The major indices finished the first half of 2018 as a mixed bag. S&P 500 and NASDAQ both finished with gains, while DOW finished in loss in the first half year. This truly reflects the worries of a trade war because the DOW is mostly comprised of the multinationals, which are more sensitive to trade issues.
As we have blogged numerous times before, we expected the first half of 2018 to be choppy despite a great earnings season. We also blogged that the choppiness will not complete until the end of summer. The economy was in a fine shape until our President declared trade war against the entire world. Does the President intend to engage in a prolonged trade war to cause a global recession, or is he trying his hardball negotiation skills on the world stage? He might be stubborn enough to continue the trade war to the nth degree, just to win the war. But, he is facing re-election in 2020. If the economy is in full blown recession in 2019/2020 election season, the chance of him getting re-elected is slim. So for this reason alone, we suspect he will tone down or back down from the hard line position by the end of the summer. That way, it will allow the market enough time to create a rosy picture by the mid-term election. So for the reasons we know, we are reasonably sure that the possibility of having a recession is less than having a rally and great closing at the year end.

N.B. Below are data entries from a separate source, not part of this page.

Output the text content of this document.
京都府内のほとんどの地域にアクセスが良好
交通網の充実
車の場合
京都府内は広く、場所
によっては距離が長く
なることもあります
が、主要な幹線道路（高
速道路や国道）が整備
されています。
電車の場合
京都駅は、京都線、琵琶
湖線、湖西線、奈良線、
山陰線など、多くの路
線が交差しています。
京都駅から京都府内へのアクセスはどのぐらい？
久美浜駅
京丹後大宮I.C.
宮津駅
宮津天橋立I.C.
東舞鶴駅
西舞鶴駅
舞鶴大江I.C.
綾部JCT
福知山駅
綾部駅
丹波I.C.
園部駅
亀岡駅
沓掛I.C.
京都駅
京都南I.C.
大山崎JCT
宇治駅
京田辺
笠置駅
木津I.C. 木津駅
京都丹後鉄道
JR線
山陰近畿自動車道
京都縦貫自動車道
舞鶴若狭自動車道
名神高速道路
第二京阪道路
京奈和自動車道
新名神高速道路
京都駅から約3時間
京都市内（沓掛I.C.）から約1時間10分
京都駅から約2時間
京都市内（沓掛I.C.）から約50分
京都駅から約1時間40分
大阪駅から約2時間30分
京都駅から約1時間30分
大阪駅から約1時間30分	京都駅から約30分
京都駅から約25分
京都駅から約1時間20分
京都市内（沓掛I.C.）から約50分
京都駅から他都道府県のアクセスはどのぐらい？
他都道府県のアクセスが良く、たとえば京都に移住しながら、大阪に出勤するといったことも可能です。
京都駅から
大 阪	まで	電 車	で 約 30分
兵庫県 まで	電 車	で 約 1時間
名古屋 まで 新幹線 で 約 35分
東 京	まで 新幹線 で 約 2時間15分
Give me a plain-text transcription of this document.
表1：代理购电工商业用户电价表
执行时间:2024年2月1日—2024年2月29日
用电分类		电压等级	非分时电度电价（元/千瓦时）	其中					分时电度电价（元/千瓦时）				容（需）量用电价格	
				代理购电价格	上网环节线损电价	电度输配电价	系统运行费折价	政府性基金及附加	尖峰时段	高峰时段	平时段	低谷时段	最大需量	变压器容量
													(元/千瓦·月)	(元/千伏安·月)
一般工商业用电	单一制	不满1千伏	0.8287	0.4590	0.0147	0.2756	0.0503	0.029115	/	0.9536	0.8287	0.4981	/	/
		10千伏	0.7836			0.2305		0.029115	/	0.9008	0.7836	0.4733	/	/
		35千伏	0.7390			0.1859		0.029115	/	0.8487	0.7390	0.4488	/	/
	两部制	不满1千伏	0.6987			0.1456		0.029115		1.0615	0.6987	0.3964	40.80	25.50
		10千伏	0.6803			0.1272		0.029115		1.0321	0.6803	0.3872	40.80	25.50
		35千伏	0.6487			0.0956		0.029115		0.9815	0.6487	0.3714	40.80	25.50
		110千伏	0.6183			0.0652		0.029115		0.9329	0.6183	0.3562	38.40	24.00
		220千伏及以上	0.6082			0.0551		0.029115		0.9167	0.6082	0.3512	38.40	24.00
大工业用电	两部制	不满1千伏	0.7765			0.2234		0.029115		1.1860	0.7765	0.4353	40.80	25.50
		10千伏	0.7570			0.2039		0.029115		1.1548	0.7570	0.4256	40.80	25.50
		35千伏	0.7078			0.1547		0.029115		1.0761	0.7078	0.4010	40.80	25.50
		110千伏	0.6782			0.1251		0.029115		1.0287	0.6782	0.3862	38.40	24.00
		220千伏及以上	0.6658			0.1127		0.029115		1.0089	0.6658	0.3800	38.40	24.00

Technically, the current weekly cycle has finished 12 bars and clearly it produced a weekly high on the 10th bar when it met 2800 resistance. The oscillators are all turning down, meaning the market is really weak, therefore the likelihood of having a higher high than the first weekly high is slim. Next week is a holiday week and the trading volume is light. It might have a small rally against the 2750 level in the next few days, if you have some profitable positions, that will be your opportunity to get out and wait for your next entry at the end of the summer.